Sweating sickness is rather a puzzle. It was, for a long time, confined to England, though eventually it swept through Eastern Europe before burnig itself out for ever. Unlike 'The Plague', which was likely to have been bubonic plage but could have been anthrax, we have a reasonable description of the symptoms from an eyewitness, John Kaye or Caius, the physician..

The disease began very suddenly with a sense of apprehension, followed by cold shivers (sometimes very violent), giddiness, headache and severe pains in the neck, shoulders and limbs, with great prostration. After the cold stage, which might last from half-an-hour to three hours, followed the stage of heat and sweating. The characteristic sweat broke out suddenly, and, as it seemed to those accustomed to the disease, without any obvious cause. With the sweat, or after that was poured out, came a sense of heat, and with this headache and delirium, rapid pulse and intense thirst. Palpitation and pain in the heart were frequent symptoms. No eruption of any kind on the skin was generally observed; Caius makes no allusion to such a symptom. In the later stages there was either general prostration and collapse, or an irresistible tendency to sleep, which was thought to be fatal if the patient were permitted to give way to it.' (from the 1911 Encyclopaedia Britannica).

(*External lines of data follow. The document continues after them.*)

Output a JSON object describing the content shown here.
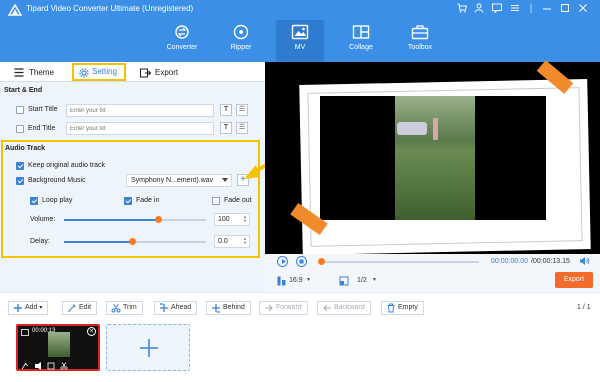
{
  "window": {
    "title": "Tipard Video Converter Ultimate (Unregistered)"
  },
  "nav": {
    "tabs": [
      {
        "label": "Converter",
        "icon": "converter-icon"
      },
      {
        "label": "Ripper",
        "icon": "ripper-icon"
      },
      {
        "label": "MV",
        "icon": "mv-icon",
        "active": true
      },
      {
        "label": "Collage",
        "icon": "collage-icon"
      },
      {
        "label": "Toolbox",
        "icon": "toolbox-icon"
      }
    ]
  },
  "subtabs": {
    "theme": "Theme",
    "setting": "Setting",
    "export": "Export"
  },
  "start_end": {
    "title": "Start & End",
    "start_title": {
      "label": "Start Title",
      "placeholder": "Enter your txt",
      "checked": false
    },
    "end_title": {
      "label": "End Title",
      "placeholder": "Enter your txt",
      "checked": false
    }
  },
  "audio": {
    "title": "Audio Track",
    "keep_original": {
      "label": "Keep original audio track",
      "checked": true
    },
    "background_music": {
      "label": "Background Music",
      "checked": true,
      "selected": "Symphony N...ement).wav"
    },
    "loop_play": {
      "label": "Loop play",
      "checked": true
    },
    "fade_in": {
      "label": "Fade in",
      "checked": true
    },
    "fade_out": {
      "label": "Fade out",
      "checked": false
    },
    "volume": {
      "label": "Volume:",
      "value": "100",
      "level": 0.66
    },
    "delay": {
      "label": "Delay:",
      "value": "0.0",
      "level": 0.48
    }
  },
  "player": {
    "time_current": "00:00:00.00",
    "time_total": "/00:00:13.15",
    "aspect": "16:9",
    "scale": "1/2",
    "export_label": "Export",
    "progress": 0.0
  },
  "toolbar": {
    "add": "Add",
    "edit": "Edit",
    "trim": "Trim",
    "ahead": "Ahead",
    "behind": "Behind",
    "forward": "Forward",
    "backward": "Backward",
    "empty": "Empty",
    "page": "1 / 1"
  },
  "timeline": {
    "clip_duration": "00:00:13"
  },
  "colors": {
    "accent": "#3b8fe6",
    "highlight": "#f2c300",
    "export": "#f26b2a"
  }
}
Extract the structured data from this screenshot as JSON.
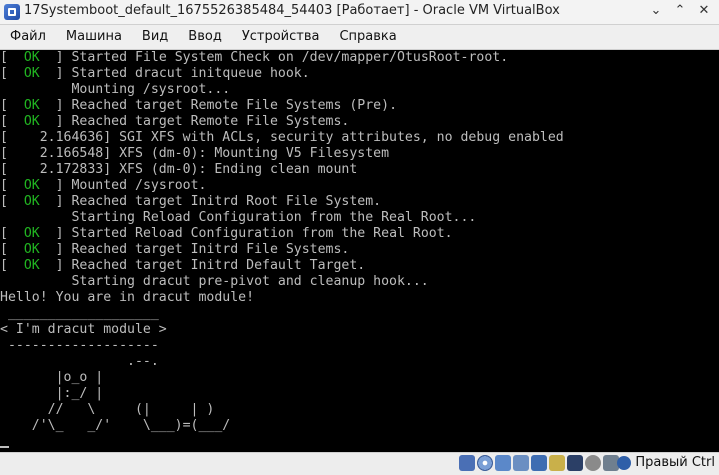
{
  "window": {
    "title": "17Systemboot_default_1675526385484_54403 [Работает] - Oracle VM VirtualBox",
    "minimize": "⌄",
    "restore": "⌃",
    "close": "✕"
  },
  "menu": [
    "Файл",
    "Машина",
    "Вид",
    "Ввод",
    "Устройства",
    "Справка"
  ],
  "console": {
    "lines": [
      {
        "ok": true,
        "text": "Started File System Check on /dev/mapper/OtusRoot-root."
      },
      {
        "ok": true,
        "text": "Started dracut initqueue hook."
      },
      {
        "ok": false,
        "text": "         Mounting /sysroot..."
      },
      {
        "ok": true,
        "text": "Reached target Remote File Systems (Pre)."
      },
      {
        "ok": true,
        "text": "Reached target Remote File Systems."
      },
      {
        "ok": false,
        "text": "[    2.164636] SGI XFS with ACLs, security attributes, no debug enabled"
      },
      {
        "ok": false,
        "text": "[    2.166548] XFS (dm-0): Mounting V5 Filesystem"
      },
      {
        "ok": false,
        "text": "[    2.172833] XFS (dm-0): Ending clean mount"
      },
      {
        "ok": true,
        "text": "Mounted /sysroot."
      },
      {
        "ok": true,
        "text": "Reached target Initrd Root File System."
      },
      {
        "ok": false,
        "text": "         Starting Reload Configuration from the Real Root..."
      },
      {
        "ok": true,
        "text": "Started Reload Configuration from the Real Root."
      },
      {
        "ok": true,
        "text": "Reached target Initrd File Systems."
      },
      {
        "ok": true,
        "text": "Reached target Initrd Default Target."
      },
      {
        "ok": false,
        "text": "         Starting dracut pre-pivot and cleanup hook..."
      },
      {
        "ok": false,
        "text": "Hello! You are in dracut module!"
      },
      {
        "ok": false,
        "text": " ___________________"
      },
      {
        "ok": false,
        "text": "< I'm dracut module >"
      },
      {
        "ok": false,
        "text": " -------------------"
      },
      {
        "ok": false,
        "text": "                .--."
      },
      {
        "ok": false,
        "text": "       |o_o |"
      },
      {
        "ok": false,
        "text": "       |:_/ |"
      },
      {
        "ok": false,
        "text": "      //   \\     (|     | )"
      },
      {
        "ok": false,
        "text": "    /'\\_   _/'    \\___)=(___/"
      }
    ],
    "ok_label": "OK"
  },
  "statusbar": {
    "icons": [
      "hard-disk-icon",
      "optical-drive-icon",
      "audio-icon",
      "network-icon",
      "usb-icon",
      "shared-folders-icon",
      "display-icon",
      "recording-icon",
      "cpu-icon"
    ],
    "host_key": "Правый Ctrl"
  }
}
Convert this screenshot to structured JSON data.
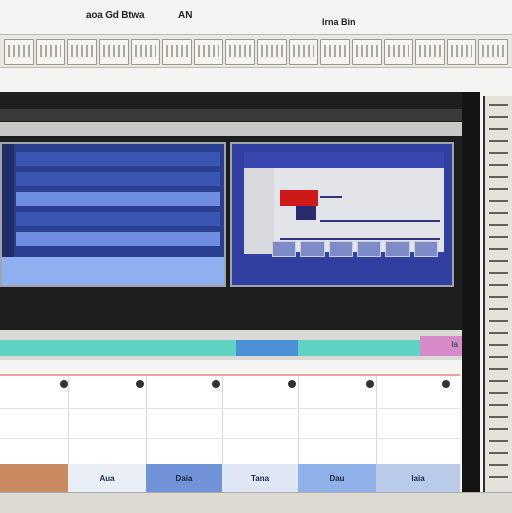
{
  "header": {
    "title_left": "aoa Gd Btwa",
    "title_mid": "AN",
    "title_right": "Irna Bin"
  },
  "timeline": {
    "end_label": "Ia"
  },
  "grid": {
    "cells": [
      "Aua",
      "Daia",
      "Tana",
      "Dau",
      "Iaia"
    ]
  },
  "colors": {
    "timeline": "#5ed3c2",
    "timeline_segment": "#4b8fd6",
    "panel_blue": "#3140a0",
    "accent_red": "#cc1a1a"
  }
}
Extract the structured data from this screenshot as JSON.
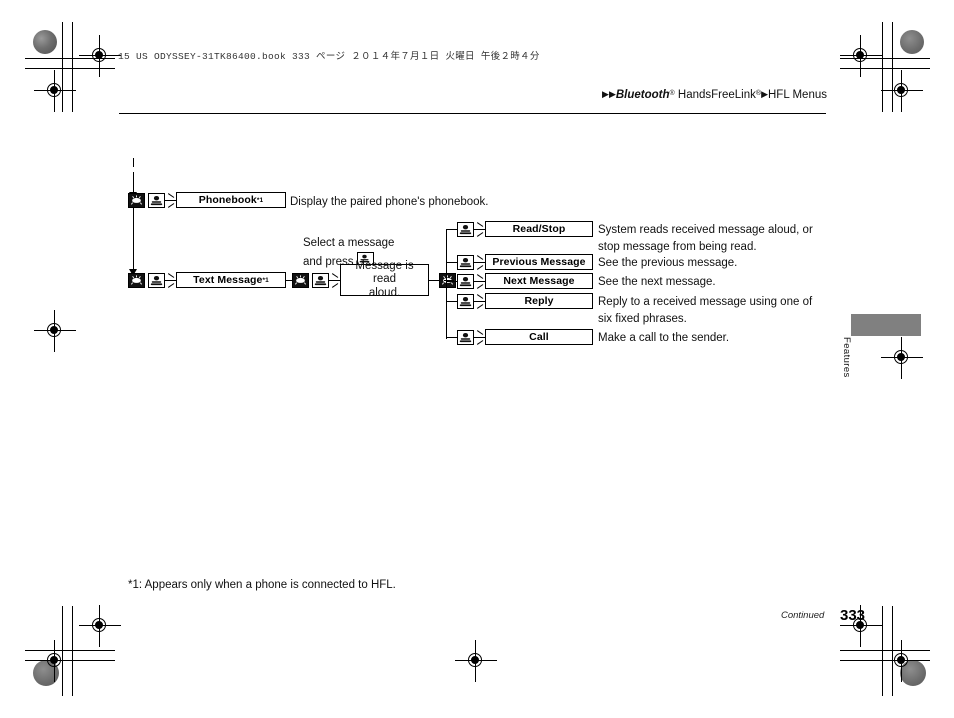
{
  "header": {
    "book_line": "15 US ODYSSEY-31TK86400.book   333 ページ   ２０１４年７月１日   火曜日   午後２時４分",
    "breadcrumb": {
      "arrow1": "▶▶",
      "brand": "Bluetooth",
      "brand_sup": "®",
      "product": " HandsFreeLink",
      "product_sup": "®",
      "arrow2": "▶",
      "section": "HFL Menus"
    }
  },
  "side_tab": {
    "label": "Features",
    "color": "#808080"
  },
  "diagram": {
    "icons": {
      "talk_button": "talk-button-icon",
      "pickup_button": "pickup-button-icon"
    },
    "rows": [
      {
        "label": "Phonebook",
        "footnote_marker": "*1",
        "description": "Display the paired phone's phonebook."
      },
      {
        "label": "Text Message",
        "footnote_marker": "*1",
        "description": ""
      }
    ],
    "callout": {
      "line1": "Select a message",
      "line2_prefix": "and press ",
      "line2_suffix": "."
    },
    "note_box": {
      "line1": "Message is read",
      "line2": "aloud."
    },
    "submenu": [
      {
        "label": "Read/Stop",
        "description_line1": "System reads received message aloud, or",
        "description_line2": "stop message from being read."
      },
      {
        "label": "Previous Message",
        "description_line1": "See the previous message.",
        "description_line2": ""
      },
      {
        "label": "Next Message",
        "description_line1": "See the next message.",
        "description_line2": ""
      },
      {
        "label": "Reply",
        "description_line1": "Reply to a received message using one of",
        "description_line2": "six fixed phrases."
      },
      {
        "label": "Call",
        "description_line1": "Make a call to the sender.",
        "description_line2": ""
      }
    ]
  },
  "footnote": "*1: Appears only when a phone is connected to HFL.",
  "footer": {
    "continued": "Continued",
    "page_number": "333"
  }
}
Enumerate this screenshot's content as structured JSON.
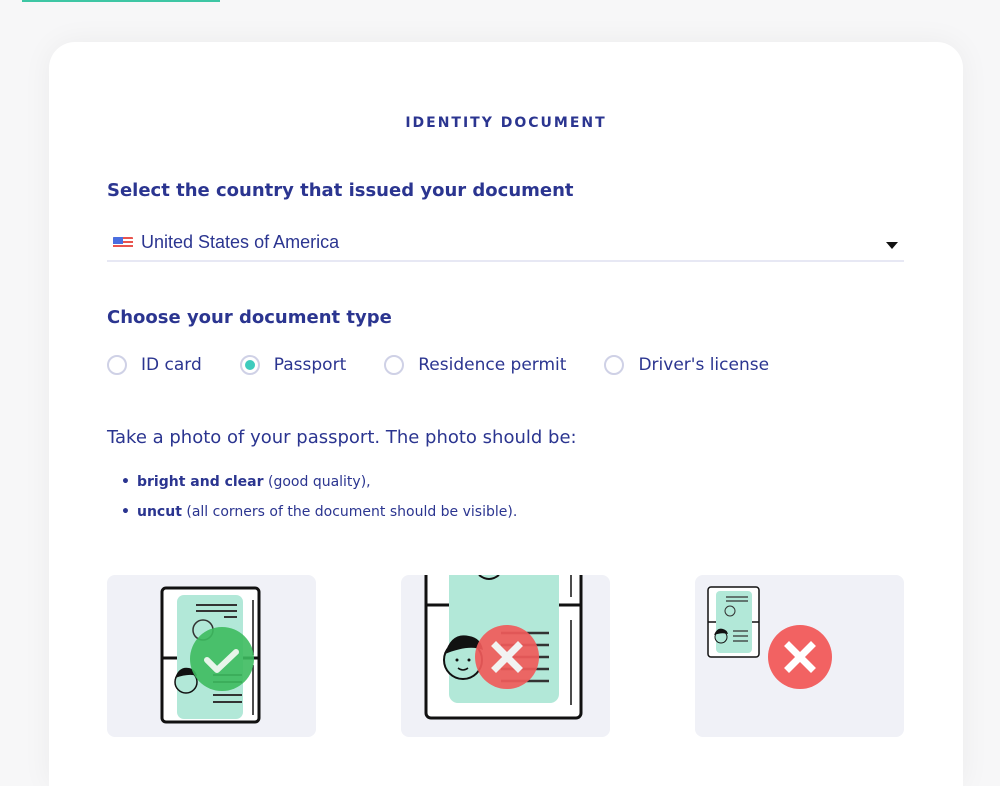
{
  "section_title": "IDENTITY DOCUMENT",
  "country": {
    "label": "Select the country that issued your document",
    "selected_value": "United States of America",
    "flag_icon": "us-flag-icon"
  },
  "document_type": {
    "label": "Choose your document type",
    "options": [
      {
        "label": "ID card",
        "checked": false
      },
      {
        "label": "Passport",
        "checked": true
      },
      {
        "label": "Residence permit",
        "checked": false
      },
      {
        "label": "Driver's license",
        "checked": false
      }
    ]
  },
  "instructions": {
    "intro": "Take a photo of your passport. The photo should be:",
    "bullets": [
      {
        "bold": "bright and clear",
        "rest": " (good quality),"
      },
      {
        "bold": "uncut",
        "rest": " (all corners of the document should be visible)."
      }
    ]
  },
  "examples": [
    {
      "name": "good-example",
      "status": "correct",
      "icon": "check-icon"
    },
    {
      "name": "too-close-example",
      "status": "incorrect",
      "icon": "x-icon"
    },
    {
      "name": "too-far-example",
      "status": "incorrect",
      "icon": "x-icon"
    }
  ],
  "colors": {
    "primary_text": "#2b3590",
    "accent": "#3ecbbd",
    "success": "#3dbb5f",
    "error": "#f05a5a",
    "document_fill": "#b2e8d8",
    "example_bg": "#f0f1f7"
  }
}
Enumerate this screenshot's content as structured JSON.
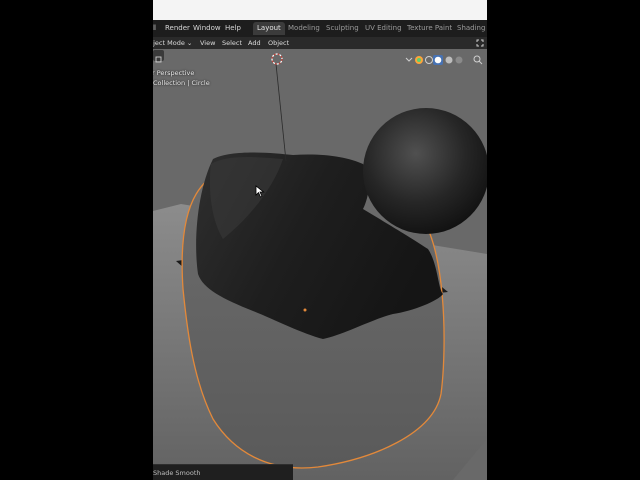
{
  "menubar": {
    "items": [
      "ll",
      "Render",
      "Window",
      "Help"
    ],
    "tabs": [
      "Layout",
      "Modeling",
      "Sculpting",
      "UV Editing",
      "Texture Paint",
      "Shading"
    ],
    "active_tab": "Layout"
  },
  "header": {
    "mode": "bject Mode",
    "menus": [
      "View",
      "Select",
      "Add",
      "Object"
    ]
  },
  "viewport": {
    "view_name": "r Perspective",
    "collection_label": "Collection | Circle"
  },
  "statusbar": {
    "last_operation": "Shade Smooth"
  },
  "colors": {
    "selection_outline": "#e3893a",
    "active_tab_bg": "#3b3b3b",
    "menubar_bg": "#1d1d1d"
  },
  "icons": [
    "view-toggle-icon",
    "camera-icon",
    "overlay-dropdown-icon",
    "shading-wireframe-icon",
    "shading-solid-icon",
    "shading-material-icon",
    "shading-rendered-icon",
    "search-icon",
    "maximize-icon",
    "mouse-cursor-icon",
    "3d-cursor-icon"
  ]
}
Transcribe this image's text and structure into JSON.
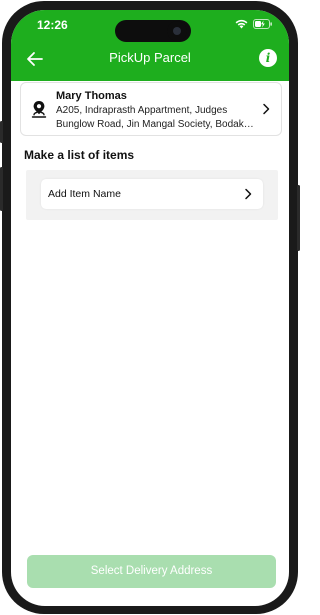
{
  "status_bar": {
    "time": "12:26"
  },
  "header": {
    "title": "PickUp Parcel"
  },
  "address_card": {
    "name": "Mary Thomas",
    "line1": "A205, Indraprasth Appartment, Judges",
    "line2": "Bunglow Road, Jin Mangal Society, Bodakd..."
  },
  "items_section": {
    "title": "Make a list of items",
    "add_item_label": "Add Item Name"
  },
  "footer": {
    "cta_label": "Select Delivery Address"
  },
  "colors": {
    "brand_green": "#1eae1e",
    "cta_disabled": "#a9deaf"
  },
  "icons": [
    "back-arrow-icon",
    "info-icon",
    "location-pin-icon",
    "chevron-right-icon",
    "wifi-icon",
    "battery-icon"
  ]
}
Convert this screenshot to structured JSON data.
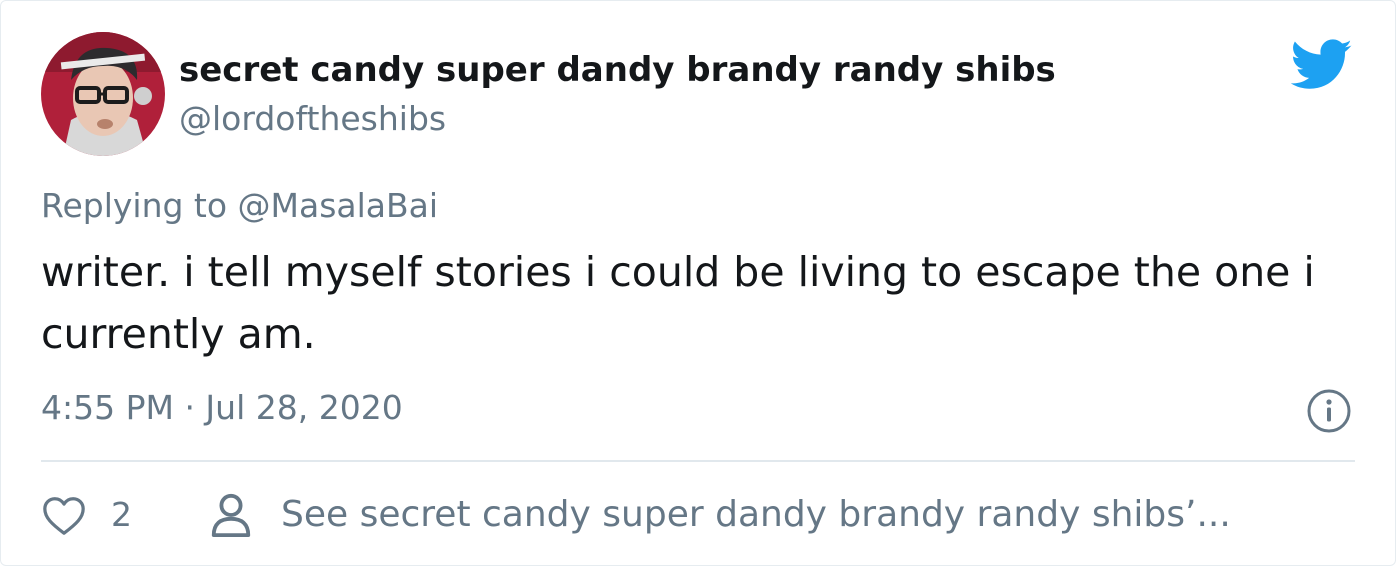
{
  "tweet": {
    "author": {
      "display_name": "secret candy super dandy brandy randy shibs",
      "handle": "@lordoftheshibs",
      "avatar": "profile-photo"
    },
    "replying_to": "Replying to @MasalaBai",
    "text": "writer. i tell myself stories i could be living to escape the one i currently am.",
    "timestamp": "4:55 PM · Jul 28, 2020",
    "likes": "2",
    "see_more": "See secret candy super dandy brandy randy shibs’..."
  },
  "icons": {
    "brand": "twitter-bird-icon",
    "info": "info-icon",
    "like": "heart-icon",
    "profile": "person-icon"
  },
  "colors": {
    "brand": "#1da1f2",
    "text_primary": "#14171a",
    "text_secondary": "#657786",
    "divider": "#e1e8ed"
  }
}
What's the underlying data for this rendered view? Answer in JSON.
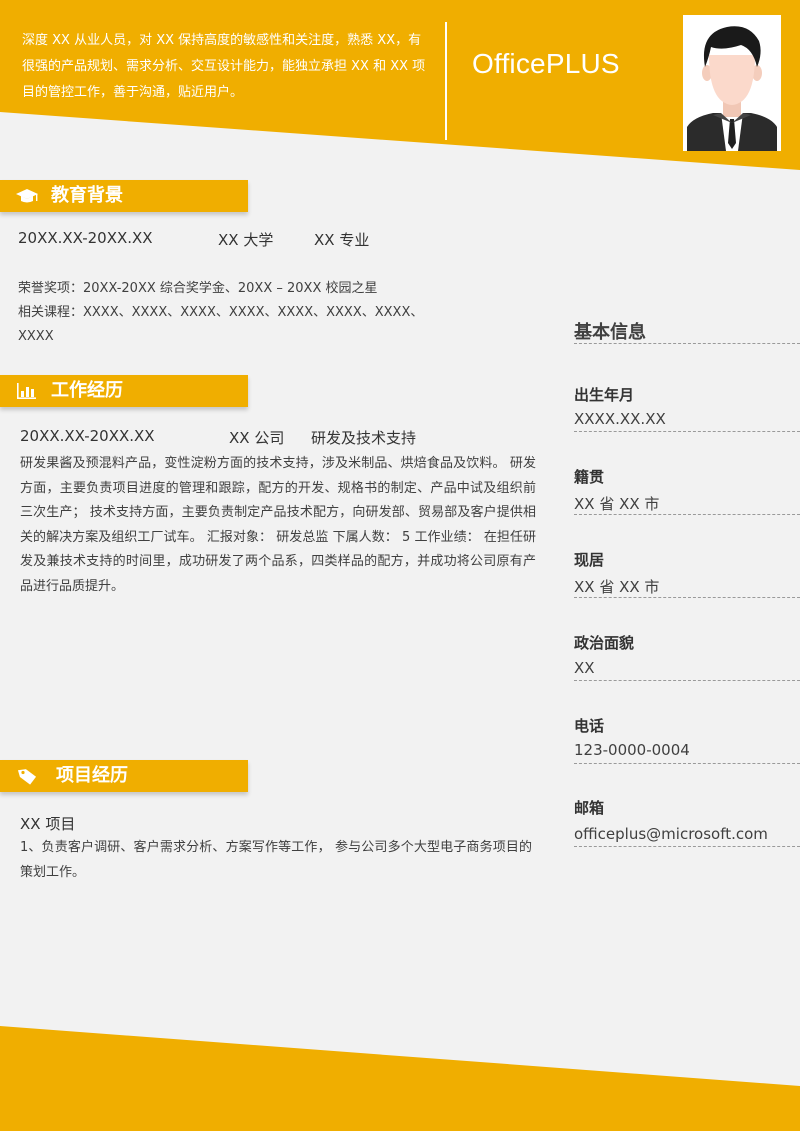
{
  "colors": {
    "accent": "#f0ae00",
    "background": "#f2f2f2",
    "text": "#404040"
  },
  "header": {
    "intro": "深度 XX 从业人员，对 XX 保持高度的敏感性和关注度，熟悉 XX，有很强的产品规划、需求分析、交互设计能力，能独立承担 XX 和 XX 项目的管控工作，善于沟通，贴近用户。",
    "brand": "OfficePLUS"
  },
  "education": {
    "title": "教育背景",
    "icon": "graduation-cap-icon",
    "date": "20XX.XX-20XX.XX",
    "school": "XX 大学",
    "major": "XX 专业",
    "honors": "荣誉奖项：20XX-20XX  综合奖学金、20XX  –  20XX 校园之星",
    "courses_line1": "相关课程：XXXX、XXXX、XXXX、XXXX、XXXX、XXXX、XXXX、",
    "courses_line2": "XXXX"
  },
  "work": {
    "title": "工作经历",
    "icon": "bar-chart-icon",
    "date": "20XX.XX-20XX.XX",
    "company": "XX 公司",
    "position": "研发及技术支持",
    "description": "研发果酱及预混料产品，变性淀粉方面的技术支持，涉及米制品、烘焙食品及饮料。 研发方面，主要负责项目进度的管理和跟踪，配方的开发、规格书的制定、产品中试及组织前三次生产； 技术支持方面，主要负责制定产品技术配方，向研发部、贸易部及客户提供相关的解决方案及组织工厂试车。 汇报对象： 研发总监 下属人数： 5 工作业绩： 在担任研发及兼技术支持的时间里，成功研发了两个品系，四类样品的配方，并成功将公司原有产品进行品质提升。"
  },
  "projects": {
    "title": "项目经历",
    "icon": "tag-icon",
    "name": "XX 项目",
    "description": "1、负责客户调研、客户需求分析、方案写作等工作， 参与公司多个大型电子商务项目的策划工作。"
  },
  "basic_info": {
    "title": "基本信息",
    "items": [
      {
        "label": "出生年月",
        "value": "XXXX.XX.XX"
      },
      {
        "label": "籍贯",
        "value": "XX 省 XX 市"
      },
      {
        "label": "现居",
        "value": "XX 省 XX 市"
      },
      {
        "label": "政治面貌",
        "value": "XX"
      },
      {
        "label": "电话",
        "value": "123-0000-0004"
      },
      {
        "label": "邮箱",
        "value": "officeplus@microsoft.com"
      }
    ]
  }
}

The first recorded outbreak of the sweating sickness was a few days after the landing of Henry at Milford Haven on the 7th of August 1485, being spoken of before the battle of Bosworth on the 22nd of August. The french mercenaries that had been hired to assist were probably carriers of the disease. It then broke out in London soon after the arrival of Henry's army in London on the 28th of August 1485. From here it spread to Essex.

A second more minor outbreak occurred in 1507 followed by a severe epidemic in 1517 In some town in East Anglia, half the population are said to have perished. There is evidence of the disease having spread to Calais and Antwerp, but with these exceptions it was confined to England. It was this strange confinement that led the desease to be called 'The English Sweat'.

In 1528 the disease recurred for the fourth time, and with great severity. It first showed itself in London at the end of May, and speedily spread over the whole of England, though not into Scotland or Ireland. In London the mortality was very great; the court was broken up, and Henry VIII. left London, frequently changing his residence. Anne Boyeln was said to have suffered from it but survived. Her brother in law died. In August 1529 it was specially severe at Cambridge, and all who had it in their power forsook the town for the country, including Thomas Cranmer who met King Henry for the first time as they took refuge in the Essex Countryside.

After a final, and very nasty epidemic in 1551 the disease lost its vigoour, though there seems to have been an outbreak in Colchester between 1578 and 1579.